If they’re hiding they’re emotions, then I won’t probe them much, as I believe they will talk in their own time when they’re ready to.
If they go on and on about the same problem, I’d get a little bit hard with them, telling them to sort it out and stop moaning. Ask them if they want any help and if there’s anything I can do to help, let me know.
Almost completely oblivious to them.
A few of my good friends are generally really happy people so it’s easier to tell if something is wrong, but regardless, if I’m not sure and I feel like something is “off” I’ll just ask if everything is alright. If they choose to say ‘no’ and hide their emotions, I won’t push the subject. They’re free to tell me what they want, when and if they want to.

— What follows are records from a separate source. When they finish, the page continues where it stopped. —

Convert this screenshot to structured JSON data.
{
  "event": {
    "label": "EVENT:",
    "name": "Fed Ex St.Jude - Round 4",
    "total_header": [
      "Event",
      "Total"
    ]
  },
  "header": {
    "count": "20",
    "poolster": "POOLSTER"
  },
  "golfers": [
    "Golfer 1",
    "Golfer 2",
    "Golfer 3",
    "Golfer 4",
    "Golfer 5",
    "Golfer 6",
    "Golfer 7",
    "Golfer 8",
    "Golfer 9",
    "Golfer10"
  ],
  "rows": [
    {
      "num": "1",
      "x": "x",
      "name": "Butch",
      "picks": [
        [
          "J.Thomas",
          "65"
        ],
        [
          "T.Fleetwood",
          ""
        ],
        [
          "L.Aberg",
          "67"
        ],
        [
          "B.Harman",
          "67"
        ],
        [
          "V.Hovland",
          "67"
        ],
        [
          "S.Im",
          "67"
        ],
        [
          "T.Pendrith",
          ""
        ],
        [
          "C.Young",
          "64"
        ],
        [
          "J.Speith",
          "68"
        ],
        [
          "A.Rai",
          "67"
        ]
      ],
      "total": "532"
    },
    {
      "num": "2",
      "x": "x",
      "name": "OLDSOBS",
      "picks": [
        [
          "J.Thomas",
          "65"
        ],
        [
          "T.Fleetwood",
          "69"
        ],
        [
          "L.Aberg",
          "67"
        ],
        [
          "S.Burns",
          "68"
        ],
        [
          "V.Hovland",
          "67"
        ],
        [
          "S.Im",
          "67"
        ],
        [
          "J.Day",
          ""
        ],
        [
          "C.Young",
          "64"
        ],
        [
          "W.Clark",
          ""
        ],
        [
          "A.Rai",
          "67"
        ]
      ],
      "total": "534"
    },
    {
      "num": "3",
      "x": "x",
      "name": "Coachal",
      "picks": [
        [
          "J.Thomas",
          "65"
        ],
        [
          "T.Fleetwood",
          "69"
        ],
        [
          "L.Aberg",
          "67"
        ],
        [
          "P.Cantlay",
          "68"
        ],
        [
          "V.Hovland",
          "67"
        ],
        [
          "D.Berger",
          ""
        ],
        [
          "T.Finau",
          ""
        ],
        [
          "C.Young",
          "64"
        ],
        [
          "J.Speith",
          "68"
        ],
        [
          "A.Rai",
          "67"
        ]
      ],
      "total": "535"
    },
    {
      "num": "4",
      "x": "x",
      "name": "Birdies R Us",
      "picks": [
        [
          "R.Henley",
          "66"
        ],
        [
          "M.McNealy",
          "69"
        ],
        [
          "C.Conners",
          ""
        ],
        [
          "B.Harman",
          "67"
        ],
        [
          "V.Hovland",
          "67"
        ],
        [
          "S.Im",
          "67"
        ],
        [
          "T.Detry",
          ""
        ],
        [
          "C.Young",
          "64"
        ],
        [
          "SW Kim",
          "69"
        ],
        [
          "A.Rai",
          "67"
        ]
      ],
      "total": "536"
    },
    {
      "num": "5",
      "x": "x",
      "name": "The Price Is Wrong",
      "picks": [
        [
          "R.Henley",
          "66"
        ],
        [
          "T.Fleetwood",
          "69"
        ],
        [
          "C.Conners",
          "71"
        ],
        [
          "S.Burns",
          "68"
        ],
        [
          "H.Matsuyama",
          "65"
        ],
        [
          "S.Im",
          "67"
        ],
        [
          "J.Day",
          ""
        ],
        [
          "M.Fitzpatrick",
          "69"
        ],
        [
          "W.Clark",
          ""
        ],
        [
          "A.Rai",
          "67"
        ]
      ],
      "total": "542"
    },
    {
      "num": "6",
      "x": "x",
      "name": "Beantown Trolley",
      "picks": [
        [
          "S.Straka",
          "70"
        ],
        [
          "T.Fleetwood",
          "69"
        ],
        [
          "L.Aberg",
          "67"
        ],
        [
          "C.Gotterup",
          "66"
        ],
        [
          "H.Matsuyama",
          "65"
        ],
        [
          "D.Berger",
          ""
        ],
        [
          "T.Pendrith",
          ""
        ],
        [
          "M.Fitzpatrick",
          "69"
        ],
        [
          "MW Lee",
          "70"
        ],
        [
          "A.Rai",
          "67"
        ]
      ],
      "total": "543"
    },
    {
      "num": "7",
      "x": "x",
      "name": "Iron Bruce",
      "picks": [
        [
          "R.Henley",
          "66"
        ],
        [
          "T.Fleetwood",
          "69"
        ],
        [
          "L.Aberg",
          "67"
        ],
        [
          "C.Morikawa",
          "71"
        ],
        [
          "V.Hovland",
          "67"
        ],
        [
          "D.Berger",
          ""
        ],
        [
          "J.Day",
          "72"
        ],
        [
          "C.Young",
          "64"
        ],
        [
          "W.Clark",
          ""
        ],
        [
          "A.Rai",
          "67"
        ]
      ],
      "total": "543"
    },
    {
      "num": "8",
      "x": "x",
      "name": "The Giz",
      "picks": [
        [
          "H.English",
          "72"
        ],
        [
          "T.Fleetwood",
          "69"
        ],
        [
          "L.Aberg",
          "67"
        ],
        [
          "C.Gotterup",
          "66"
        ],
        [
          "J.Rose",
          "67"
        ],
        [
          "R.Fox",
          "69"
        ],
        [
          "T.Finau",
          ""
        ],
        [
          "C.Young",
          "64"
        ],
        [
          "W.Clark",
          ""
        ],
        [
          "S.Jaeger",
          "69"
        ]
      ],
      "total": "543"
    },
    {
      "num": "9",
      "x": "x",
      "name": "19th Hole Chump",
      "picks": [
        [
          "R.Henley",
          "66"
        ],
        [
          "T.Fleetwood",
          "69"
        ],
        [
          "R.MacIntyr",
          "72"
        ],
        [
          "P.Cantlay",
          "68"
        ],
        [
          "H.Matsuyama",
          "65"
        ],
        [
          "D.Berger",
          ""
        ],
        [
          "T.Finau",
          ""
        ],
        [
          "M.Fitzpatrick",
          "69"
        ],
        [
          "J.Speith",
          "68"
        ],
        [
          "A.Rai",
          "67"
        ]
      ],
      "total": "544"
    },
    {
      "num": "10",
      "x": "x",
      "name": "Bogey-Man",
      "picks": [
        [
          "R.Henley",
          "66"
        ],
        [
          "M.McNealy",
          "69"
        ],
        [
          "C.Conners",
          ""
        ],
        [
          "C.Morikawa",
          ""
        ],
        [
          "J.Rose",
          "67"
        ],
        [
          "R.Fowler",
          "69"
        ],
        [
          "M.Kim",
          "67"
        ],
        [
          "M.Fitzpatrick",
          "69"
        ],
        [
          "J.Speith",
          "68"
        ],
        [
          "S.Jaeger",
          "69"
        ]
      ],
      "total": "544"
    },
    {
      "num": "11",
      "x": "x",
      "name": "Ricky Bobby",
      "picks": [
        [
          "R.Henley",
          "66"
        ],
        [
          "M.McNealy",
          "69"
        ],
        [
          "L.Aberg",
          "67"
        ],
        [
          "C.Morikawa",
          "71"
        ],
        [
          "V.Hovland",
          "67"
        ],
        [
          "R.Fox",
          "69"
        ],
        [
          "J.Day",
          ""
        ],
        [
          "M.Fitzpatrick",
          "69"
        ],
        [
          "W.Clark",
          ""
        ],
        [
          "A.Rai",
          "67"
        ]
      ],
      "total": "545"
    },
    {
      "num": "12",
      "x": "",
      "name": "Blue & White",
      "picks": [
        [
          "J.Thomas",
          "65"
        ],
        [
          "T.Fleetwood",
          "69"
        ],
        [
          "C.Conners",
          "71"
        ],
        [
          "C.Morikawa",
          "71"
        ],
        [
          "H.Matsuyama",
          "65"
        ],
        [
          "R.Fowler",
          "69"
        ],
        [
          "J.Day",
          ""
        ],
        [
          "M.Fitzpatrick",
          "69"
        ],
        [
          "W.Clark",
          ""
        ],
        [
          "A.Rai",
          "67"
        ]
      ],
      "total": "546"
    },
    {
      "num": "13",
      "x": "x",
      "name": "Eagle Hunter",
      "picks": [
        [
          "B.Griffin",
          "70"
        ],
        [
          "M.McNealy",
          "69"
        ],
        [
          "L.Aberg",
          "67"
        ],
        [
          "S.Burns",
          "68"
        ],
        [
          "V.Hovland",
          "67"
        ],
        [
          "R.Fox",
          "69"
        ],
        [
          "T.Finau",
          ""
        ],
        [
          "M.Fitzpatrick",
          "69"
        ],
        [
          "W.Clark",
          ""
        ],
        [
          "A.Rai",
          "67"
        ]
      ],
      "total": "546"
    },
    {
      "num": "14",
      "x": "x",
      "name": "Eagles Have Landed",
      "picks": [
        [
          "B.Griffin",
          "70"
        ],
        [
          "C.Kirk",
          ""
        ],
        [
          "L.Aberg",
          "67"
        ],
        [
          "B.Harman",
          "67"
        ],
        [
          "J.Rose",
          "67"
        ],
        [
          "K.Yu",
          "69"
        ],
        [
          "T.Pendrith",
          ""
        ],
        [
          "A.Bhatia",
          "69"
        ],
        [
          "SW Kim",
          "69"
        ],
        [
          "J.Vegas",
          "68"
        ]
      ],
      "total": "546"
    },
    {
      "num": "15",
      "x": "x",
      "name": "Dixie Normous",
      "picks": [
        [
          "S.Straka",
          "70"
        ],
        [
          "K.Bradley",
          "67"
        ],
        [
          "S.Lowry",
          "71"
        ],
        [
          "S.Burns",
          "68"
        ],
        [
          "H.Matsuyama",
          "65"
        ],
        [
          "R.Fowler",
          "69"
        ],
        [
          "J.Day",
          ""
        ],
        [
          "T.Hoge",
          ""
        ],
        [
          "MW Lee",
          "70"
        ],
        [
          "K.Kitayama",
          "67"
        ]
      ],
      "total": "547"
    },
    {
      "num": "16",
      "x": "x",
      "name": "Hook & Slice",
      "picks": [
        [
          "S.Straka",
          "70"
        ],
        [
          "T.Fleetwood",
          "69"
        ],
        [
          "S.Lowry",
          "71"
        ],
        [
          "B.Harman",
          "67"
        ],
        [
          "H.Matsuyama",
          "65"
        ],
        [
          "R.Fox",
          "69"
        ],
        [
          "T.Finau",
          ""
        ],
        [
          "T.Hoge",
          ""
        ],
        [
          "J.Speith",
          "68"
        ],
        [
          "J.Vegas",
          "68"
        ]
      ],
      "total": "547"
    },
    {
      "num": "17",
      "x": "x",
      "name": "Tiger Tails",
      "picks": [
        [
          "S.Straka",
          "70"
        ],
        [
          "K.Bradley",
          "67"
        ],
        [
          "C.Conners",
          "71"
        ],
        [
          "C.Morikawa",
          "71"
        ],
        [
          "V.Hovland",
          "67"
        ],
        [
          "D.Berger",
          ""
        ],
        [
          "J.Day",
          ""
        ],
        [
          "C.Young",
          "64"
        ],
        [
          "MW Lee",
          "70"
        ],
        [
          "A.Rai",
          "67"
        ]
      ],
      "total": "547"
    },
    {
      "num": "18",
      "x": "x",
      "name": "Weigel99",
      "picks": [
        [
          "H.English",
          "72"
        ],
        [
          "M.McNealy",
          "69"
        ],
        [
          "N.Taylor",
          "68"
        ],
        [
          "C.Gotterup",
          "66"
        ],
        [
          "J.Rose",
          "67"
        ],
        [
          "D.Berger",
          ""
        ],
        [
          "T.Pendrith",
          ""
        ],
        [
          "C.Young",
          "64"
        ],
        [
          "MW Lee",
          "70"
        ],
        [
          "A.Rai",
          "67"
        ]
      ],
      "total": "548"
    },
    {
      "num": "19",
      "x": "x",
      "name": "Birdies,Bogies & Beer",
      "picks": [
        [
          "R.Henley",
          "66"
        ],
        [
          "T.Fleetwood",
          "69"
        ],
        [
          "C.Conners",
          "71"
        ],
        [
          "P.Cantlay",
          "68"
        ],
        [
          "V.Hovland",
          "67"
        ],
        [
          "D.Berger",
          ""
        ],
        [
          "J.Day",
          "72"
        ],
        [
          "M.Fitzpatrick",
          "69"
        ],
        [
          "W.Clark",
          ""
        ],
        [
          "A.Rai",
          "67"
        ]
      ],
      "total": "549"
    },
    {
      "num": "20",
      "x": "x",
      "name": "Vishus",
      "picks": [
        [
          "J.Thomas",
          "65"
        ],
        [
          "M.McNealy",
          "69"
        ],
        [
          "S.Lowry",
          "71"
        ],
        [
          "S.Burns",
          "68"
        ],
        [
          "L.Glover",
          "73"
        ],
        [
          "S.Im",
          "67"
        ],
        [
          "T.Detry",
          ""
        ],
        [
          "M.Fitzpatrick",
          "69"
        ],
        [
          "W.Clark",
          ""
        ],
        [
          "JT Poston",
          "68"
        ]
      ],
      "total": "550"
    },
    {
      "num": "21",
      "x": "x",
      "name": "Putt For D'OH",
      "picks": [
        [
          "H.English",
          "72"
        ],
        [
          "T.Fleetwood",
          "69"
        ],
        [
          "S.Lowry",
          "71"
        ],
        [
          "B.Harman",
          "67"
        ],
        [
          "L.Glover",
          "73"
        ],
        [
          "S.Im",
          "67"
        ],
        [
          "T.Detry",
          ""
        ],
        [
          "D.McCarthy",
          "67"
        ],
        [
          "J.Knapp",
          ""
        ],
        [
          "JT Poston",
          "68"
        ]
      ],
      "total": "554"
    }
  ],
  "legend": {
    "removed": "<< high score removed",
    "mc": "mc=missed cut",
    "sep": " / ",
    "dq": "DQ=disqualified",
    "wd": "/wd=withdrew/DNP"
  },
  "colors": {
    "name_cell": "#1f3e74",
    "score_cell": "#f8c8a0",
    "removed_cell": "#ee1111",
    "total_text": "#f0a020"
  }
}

I have known some people who bitch and bitch about the same problem to no end and I eventually remind them that they are responsible for working through the issue and seeking help and recovery if needed. I am not a sounding board to be taken advantage of. I have known and do know people who I believe never do anything about their problems because the sympathy and pity they receive from other people is more valuable to them than actually taking action. Sounds harsh and a little far-fetched, but some people will do anything for a bit of attention, even if it means allowing their problems to control their life.
I respect people who take control of their problems, even if it might take a while for them to end or subside. No one says you have to hold everything inside. We all know how relieving it can be to seek support from the friends we know will accept and listen to us and vent to them and get what’s on our mind off of our chest but there’s a difference between doing that and being an emotional leech that is stuck believing or pretending that things will never get better for them and avoiding any suggestions for progress and solution made by friends that could help them. I can tell the difference and when I start to feel like I am being used by an emotional vampire, I’ll begin withdrawing from the friendship. Those people are toxic and flipping a switch “off” and trying to ignore it won’t discontinue the unhealthiness it brings to your life.
I think there are two questions.
One is how perceptive you are.
One is how you deal with their emotions, particularly when they are negative.
To answer that, I think I’m generally pretty perceptive.
I’m also pretty emotionally practical when it comes to being there / talking through / deciding to move when it comes with dealing with their emotions. It all depends of where I am personally in my life and how much I feel that I can take or that listening is helping them. (There are things which, I think, that some people just need to figure out for themselves.)
I’m amazing at it.
Whenever my friend is upset, and I say “How are you?” They’ll say “I’m fine.” and I’ll say “Don’t lie to me.” then they’ll tell me…
Or when my friend Jazzie was upset. I looked her in the face and said “I know your family is falling apart, but I don’t think God is the right one to be mad at.” And she looked all shocked and said “How did you know that?”
I just read them. That’s all.
I tend to be somewhat oblivious to the feelings of others. When/if I finally do notice, my reaction depends largely on whether having a shoulder to cry on would actually help or whether they are just being a victim/drama queen again. Some people really do need sympathy, but I’ve run into more than a few who just need a swift kick. (My mother-in-law immediately comes to mind.)